Tonight I participated in a trivia bowl at the U of M’s alumni center. It’s an ungainly heap of a building; looks like a geological formation or the unearned hump of a gigantic prehistoric fossil. Add the office building portion, and it looks like a Cubist depiction of the Titanic hitting an iceberg. It replaced Memorial Stadium, a 1920s classically detailed brick structure demolished for its unsuitability to modern needs. Not enough skyboxes, too exposed, hard benches, etc. The new stadium is rising a few blocks away, and it will be state of the art, right down to the stairway gutters that channel the student’s vomit to drains below. 

The entrance of the old stadium was saved, and reinstalled in the Alumni Center. It leans over, as though one is beholding the slow-motion demolition of the old façade. It’s literally fixed at a point between standing up and falling down:

Which pretty much summed up our performance in the trivia bowl. We had only ourselves to blame. Get this: the theater critic missed the theater question, the TV critic missed the TV question, and I missed a question about an event I’d covered. The blame was easily spread around. Pathetic. But fun!

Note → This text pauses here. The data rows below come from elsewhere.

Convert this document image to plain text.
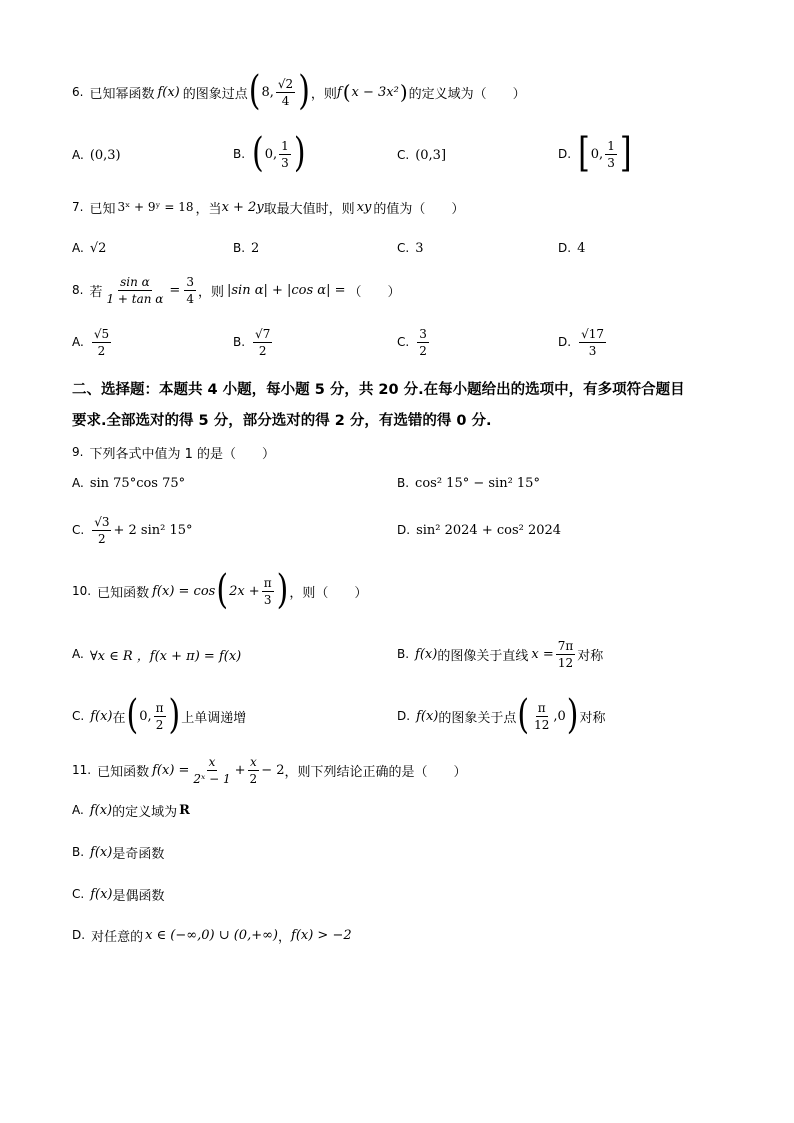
6. 已知幂函数 f(x) 的图象过点 ( 8, $\frac{√2}{4}$ ) ，则 f ( x − 3x² ) 的定义域为（　　）
A. (0,3)	B. ( 0, $\frac{1}{3}$ )	C. (0,3]	D. [ 0, $\frac{1}{3}$ ]
7. 已知 3ˣ + 9ʸ = 18 ，当 x + 2y 取最大值时，则 xy 的值为（　　）
A. √2	B. 2	C. 3	D. 4
8. 若 $\frac{\text{sin α}}{\text{1 + tan α}} = \frac{3}{4}$ ，则 |sin α| + |cos α| = （　　）
A. $\frac{√5}{2}$	B. $\frac{√7}{2}$	C. $\frac{3}{2}$	D. $\frac{√17}{3}$
二、选择题：本题共 4 小题，每小题 5 分，共 20 分.在每小题给出的选项中，有多项符合题目
要求.全部选对的得 5 分，部分选对的得 2 分，有选错的得 0 分.
9. 下列各式中值为 1 的是（　　）
A. sin 75°cos 75°	B. cos² 15° − sin² 15°
C. $\frac{√3}{2} + 2$ sin² 15°	D. sin² 2024 + cos² 2024
10. 已知函数 f(x) = cos ( $2x + \frac{\pi}{3}$ ) ，则（　　）
A. ∀x ∈ R ，f(x + π) = f(x)	B. f(x) 的图像关于直线 $x = \frac{7\pi}{12}$ 对称
C. f(x) 在 ( 0, $\frac{\pi}{2}$ ) 上单调递增	D. f(x) 的图象关于点 ( $\frac{\pi}{12} ,0$ ) 对称
11. 已知函数 $f(x) = \frac{x}{\text{2ˣ − 1}} + \frac{x}{2} - 2$ ，则下列结论正确的是（　　）
A. f(x) 的定义域为 R
B. f(x) 是奇函数
C. f(x) 是偶函数
D. 对任意的 x ∈ (−∞,0) ∪ (0,+∞) ， f(x) > −2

Afterwards we went to a bar. I wasn’t going to go – getting late, go home, see the wife and kid – but I realized it had been years since I’d written the phrase “afterwards we went to a bar,” and some days you realize that you should spend less time with your family and more time hanging out in bars. I’m serious. I spend 362 out of 365 nights per year at home. I think the domestic fires will burn enow if I head over to a tavern and enjoy the company of people in my profession, especially since such a rare confluence of events and personalities comes along so damned rarely it makes me weep for the old days of weekly irrigation-sessions after we tucked the Daily in bed. It’s not that I don’t like to raise a glass – my, no. But if I’m driving, I’m the boring Dorkus McSober with the Diet Coke. Well, dash it all. We’ll nurse a beer, even if it makes me the buzz-killing lager-nurser.

Had a grand time. Stepped outside to head back to the Element, parked a block away. Damn near died crossing the street: after half a block I could feel my flesh solidify, and by the time I reached the vehicle I had to slam my hands against the dashboard to restore feeling. My jaw hurt. A thin scrim of ice covered my eyeballs. I hit the highway and shivered for five miles; occasionally the wind picked up the Element and moved it an inch to the left, an inch to the right. Just funnin’ with you, son.

Got home, hugged (G)Nat and saw her to bed. She wanted me to read her a story, and I can always tell when she’s in I-missed-you mode, because she wants something that relates back to our old times when we spent the entire day together. Little Miss Grown-Up wanted a Care Bear book. She can still name all the bears by their gut-emblems, too. Or “Belly Badges,” to use the technical term.

Anyway. That was the evening. The day was spent writing, and tomorrow will be spent with the ABC News crew, filming the man who can withstand extreme cold. They picked the right day and the right place. Tomorrow I will watch a man walk around in shorts and a T-shirt. What a grand week this is! Provided he doesn’t die.

New Ad Archive. See you at – I’ll be out most of the day, but there will still be a few postings when I get the time.

Oh, okay, one more image to pad out the day. Another ad from the last week of January 1928. This was their equivalent of free wifi and in-room HBO. A choice of two carefully selected programs are always available. That explaines the perfect reception, eh? Closed-circuit, perhaps. Wonder how that worked. Wonder if there was a pay-channel on which plummy theatrical voices talked about garters and moist, loosened spats.